Blood cancer: a gene identified as an oncogene in B-cell lymphoma

A protein that plays an important role in the development of the most common blood cancer, diffuse large B-cell lymphoma, has just been identified.

Cancer research continues to advance. A recent team led by the National Cancer Research Center (CNIO) in the United States made a major discovery: a significant number of HnRNP K genes may cause diffuse large B-cell lymphoma. What is HnRNP K?
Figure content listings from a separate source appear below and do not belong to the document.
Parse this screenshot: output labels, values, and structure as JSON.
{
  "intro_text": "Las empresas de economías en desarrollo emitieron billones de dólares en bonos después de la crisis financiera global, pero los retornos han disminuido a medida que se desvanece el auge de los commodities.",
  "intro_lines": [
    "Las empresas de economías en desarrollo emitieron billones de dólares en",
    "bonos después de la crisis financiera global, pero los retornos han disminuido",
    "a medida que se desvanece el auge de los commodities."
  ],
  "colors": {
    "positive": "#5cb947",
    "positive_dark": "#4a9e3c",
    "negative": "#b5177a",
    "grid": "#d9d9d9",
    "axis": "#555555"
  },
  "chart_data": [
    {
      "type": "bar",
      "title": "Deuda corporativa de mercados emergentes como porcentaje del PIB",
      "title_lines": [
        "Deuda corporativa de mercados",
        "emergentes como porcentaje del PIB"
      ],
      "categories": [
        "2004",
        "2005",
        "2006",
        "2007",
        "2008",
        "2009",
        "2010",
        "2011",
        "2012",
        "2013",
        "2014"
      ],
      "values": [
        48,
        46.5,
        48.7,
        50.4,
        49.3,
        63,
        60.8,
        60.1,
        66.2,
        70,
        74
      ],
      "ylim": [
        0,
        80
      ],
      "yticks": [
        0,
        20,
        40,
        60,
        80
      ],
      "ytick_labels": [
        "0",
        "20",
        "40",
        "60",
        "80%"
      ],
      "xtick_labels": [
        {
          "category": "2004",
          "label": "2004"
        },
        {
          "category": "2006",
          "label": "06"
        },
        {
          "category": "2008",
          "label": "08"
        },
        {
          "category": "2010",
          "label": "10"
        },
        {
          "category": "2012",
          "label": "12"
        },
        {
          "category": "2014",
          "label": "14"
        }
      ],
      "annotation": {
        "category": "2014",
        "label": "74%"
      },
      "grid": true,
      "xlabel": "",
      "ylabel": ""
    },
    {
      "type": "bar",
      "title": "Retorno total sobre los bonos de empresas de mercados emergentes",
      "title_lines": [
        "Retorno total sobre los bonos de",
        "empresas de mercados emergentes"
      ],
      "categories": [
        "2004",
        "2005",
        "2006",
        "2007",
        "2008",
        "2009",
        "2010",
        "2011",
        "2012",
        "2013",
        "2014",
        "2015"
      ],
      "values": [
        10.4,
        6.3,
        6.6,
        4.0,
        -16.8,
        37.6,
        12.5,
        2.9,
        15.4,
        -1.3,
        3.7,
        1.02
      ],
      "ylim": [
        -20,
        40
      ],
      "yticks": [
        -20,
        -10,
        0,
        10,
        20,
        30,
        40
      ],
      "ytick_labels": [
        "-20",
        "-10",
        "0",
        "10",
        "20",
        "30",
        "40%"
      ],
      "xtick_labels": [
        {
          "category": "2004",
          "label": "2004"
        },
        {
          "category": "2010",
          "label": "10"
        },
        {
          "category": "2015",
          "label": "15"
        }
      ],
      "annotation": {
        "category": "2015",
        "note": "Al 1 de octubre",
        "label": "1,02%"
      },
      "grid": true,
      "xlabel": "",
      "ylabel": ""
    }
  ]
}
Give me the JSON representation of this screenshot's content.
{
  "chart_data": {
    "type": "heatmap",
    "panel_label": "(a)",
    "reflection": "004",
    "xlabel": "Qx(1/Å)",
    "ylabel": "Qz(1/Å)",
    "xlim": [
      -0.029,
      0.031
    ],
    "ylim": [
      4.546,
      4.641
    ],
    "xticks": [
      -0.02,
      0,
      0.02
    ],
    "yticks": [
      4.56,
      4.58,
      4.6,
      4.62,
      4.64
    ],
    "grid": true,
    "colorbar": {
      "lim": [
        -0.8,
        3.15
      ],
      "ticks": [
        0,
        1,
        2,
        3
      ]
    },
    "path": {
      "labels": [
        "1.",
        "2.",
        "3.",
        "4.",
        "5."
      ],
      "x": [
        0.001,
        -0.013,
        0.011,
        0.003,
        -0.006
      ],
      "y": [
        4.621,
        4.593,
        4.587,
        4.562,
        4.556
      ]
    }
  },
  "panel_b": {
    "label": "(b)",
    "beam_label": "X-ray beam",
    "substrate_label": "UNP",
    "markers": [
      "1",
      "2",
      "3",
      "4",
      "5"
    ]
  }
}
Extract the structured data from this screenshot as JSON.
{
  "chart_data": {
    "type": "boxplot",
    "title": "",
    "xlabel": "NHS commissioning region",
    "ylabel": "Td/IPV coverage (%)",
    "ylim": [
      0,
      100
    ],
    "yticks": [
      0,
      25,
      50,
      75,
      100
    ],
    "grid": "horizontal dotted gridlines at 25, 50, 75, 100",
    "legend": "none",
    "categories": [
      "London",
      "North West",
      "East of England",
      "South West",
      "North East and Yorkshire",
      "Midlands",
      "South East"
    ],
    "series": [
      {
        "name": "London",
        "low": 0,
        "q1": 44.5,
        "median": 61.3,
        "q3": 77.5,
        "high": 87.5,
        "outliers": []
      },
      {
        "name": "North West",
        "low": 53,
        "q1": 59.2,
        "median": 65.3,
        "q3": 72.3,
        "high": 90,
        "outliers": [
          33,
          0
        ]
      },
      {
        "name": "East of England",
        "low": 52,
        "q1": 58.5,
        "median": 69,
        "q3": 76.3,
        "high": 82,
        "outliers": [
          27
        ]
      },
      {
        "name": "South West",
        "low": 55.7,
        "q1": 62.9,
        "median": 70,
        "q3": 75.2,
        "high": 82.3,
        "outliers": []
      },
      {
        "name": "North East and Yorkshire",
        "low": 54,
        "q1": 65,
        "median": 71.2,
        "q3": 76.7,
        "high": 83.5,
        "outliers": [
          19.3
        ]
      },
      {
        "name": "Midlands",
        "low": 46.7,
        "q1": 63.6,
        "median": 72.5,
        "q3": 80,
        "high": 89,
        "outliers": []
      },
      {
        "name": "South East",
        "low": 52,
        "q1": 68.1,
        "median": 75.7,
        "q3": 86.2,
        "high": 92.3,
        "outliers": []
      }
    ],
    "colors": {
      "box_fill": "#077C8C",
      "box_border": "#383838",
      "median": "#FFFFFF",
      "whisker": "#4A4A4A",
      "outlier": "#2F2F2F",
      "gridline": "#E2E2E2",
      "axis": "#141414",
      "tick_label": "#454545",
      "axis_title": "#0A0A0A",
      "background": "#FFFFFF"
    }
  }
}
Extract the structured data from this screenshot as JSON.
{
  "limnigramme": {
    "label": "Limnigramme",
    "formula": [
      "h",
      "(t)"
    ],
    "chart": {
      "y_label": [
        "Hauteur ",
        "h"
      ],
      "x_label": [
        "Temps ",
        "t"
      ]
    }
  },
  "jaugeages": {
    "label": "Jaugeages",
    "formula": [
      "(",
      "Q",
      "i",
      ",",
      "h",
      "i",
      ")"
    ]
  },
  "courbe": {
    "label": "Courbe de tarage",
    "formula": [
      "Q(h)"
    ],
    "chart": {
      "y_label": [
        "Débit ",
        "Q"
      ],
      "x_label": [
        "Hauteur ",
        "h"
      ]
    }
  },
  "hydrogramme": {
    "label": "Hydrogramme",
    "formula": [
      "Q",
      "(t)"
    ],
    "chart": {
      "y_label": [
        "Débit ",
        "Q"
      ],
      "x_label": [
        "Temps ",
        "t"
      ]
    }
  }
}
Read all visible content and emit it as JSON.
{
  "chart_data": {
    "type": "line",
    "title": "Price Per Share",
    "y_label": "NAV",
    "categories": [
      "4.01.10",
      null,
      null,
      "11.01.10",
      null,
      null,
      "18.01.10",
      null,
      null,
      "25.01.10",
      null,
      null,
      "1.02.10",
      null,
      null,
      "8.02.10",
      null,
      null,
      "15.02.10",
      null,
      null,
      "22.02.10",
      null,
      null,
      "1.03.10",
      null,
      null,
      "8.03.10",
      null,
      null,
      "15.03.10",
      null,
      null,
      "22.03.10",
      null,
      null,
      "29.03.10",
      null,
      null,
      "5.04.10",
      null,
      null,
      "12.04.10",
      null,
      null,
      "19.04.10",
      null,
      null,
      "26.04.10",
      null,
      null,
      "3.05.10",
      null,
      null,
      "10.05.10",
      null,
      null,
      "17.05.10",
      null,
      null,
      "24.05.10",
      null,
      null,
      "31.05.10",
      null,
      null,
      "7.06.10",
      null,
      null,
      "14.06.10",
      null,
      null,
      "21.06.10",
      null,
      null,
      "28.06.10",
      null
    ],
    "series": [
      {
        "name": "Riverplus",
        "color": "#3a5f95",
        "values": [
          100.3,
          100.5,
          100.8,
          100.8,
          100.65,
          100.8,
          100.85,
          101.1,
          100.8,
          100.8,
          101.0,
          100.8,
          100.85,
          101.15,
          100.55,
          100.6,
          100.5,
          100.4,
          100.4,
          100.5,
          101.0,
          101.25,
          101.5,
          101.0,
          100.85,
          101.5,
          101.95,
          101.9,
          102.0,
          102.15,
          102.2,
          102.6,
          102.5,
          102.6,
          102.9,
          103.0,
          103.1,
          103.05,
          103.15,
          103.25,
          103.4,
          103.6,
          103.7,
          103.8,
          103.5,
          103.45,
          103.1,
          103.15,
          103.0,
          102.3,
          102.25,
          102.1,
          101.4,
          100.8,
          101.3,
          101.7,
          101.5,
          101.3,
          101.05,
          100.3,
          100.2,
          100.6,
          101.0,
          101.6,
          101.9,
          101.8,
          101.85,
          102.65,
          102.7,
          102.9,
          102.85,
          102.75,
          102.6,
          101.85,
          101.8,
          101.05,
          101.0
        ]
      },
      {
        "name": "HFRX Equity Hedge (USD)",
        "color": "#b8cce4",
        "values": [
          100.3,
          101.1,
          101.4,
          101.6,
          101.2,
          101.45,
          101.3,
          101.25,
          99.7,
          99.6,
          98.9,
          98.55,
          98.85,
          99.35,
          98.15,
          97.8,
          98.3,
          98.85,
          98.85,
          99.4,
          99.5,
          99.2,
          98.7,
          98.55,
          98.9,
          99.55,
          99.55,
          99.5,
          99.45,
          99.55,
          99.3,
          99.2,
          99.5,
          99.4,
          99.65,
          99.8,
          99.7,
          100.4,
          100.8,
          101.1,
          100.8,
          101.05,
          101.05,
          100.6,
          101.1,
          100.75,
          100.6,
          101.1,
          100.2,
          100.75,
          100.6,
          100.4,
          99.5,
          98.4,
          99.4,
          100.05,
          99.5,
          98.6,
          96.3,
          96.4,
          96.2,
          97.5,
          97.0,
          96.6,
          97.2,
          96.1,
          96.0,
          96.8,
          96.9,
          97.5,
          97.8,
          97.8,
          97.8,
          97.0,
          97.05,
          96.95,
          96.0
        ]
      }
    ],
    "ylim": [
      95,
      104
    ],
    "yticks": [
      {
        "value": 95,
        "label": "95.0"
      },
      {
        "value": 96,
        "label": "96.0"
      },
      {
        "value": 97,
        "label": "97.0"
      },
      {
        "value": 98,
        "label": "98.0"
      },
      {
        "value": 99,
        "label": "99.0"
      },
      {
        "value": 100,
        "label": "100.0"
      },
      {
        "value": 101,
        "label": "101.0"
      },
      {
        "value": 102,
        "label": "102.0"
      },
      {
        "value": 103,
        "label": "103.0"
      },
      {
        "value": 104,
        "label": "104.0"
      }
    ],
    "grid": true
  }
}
From his full name Heterogeneous Nuclear Ribonucleoprotein, It's about a RNA binding protein (ribonucleic acid), a biological molecule whose role is precisely to synthesize proteins, but which is also involved in chemical reactions of cellular metabolism.

It has already been discovered in previous studies that this protein is much more prevalent in people with cancer. Today, this new study, published in the Journal of the National Cancer Institute,proves that overexpression of HnRNP K leads to more virulent cancers and decreases the chances of survival.

A study conducted on genetically modified mice

To carry out this study, researchers are using mice previously genetically engineered to over-express HnRNP K. Thus, researchers were able to directly examine the effect of HnRNP K in the case of large-cell B-cell lymphoma. "Overexpression of HnRNP K in transgenic mice has led to the development of lymphoma and reduced survival," says Miguel Gallardo, researcher and coordinator of the unit that conducted the research.

Diffuse large B-cell lymphoma is an aggressive cancer because its tumor mass increases very rapidly, and recurrences are very frequent. Nevertheless, thanks to advances in research and therapy CAR-T Cells, recently arrived in France, it can be better treated. The discovery of this pro-oncogene may therefore make it possible to develop new methods of evaluating patients and new therapeutic approaches to increase the chances of remission.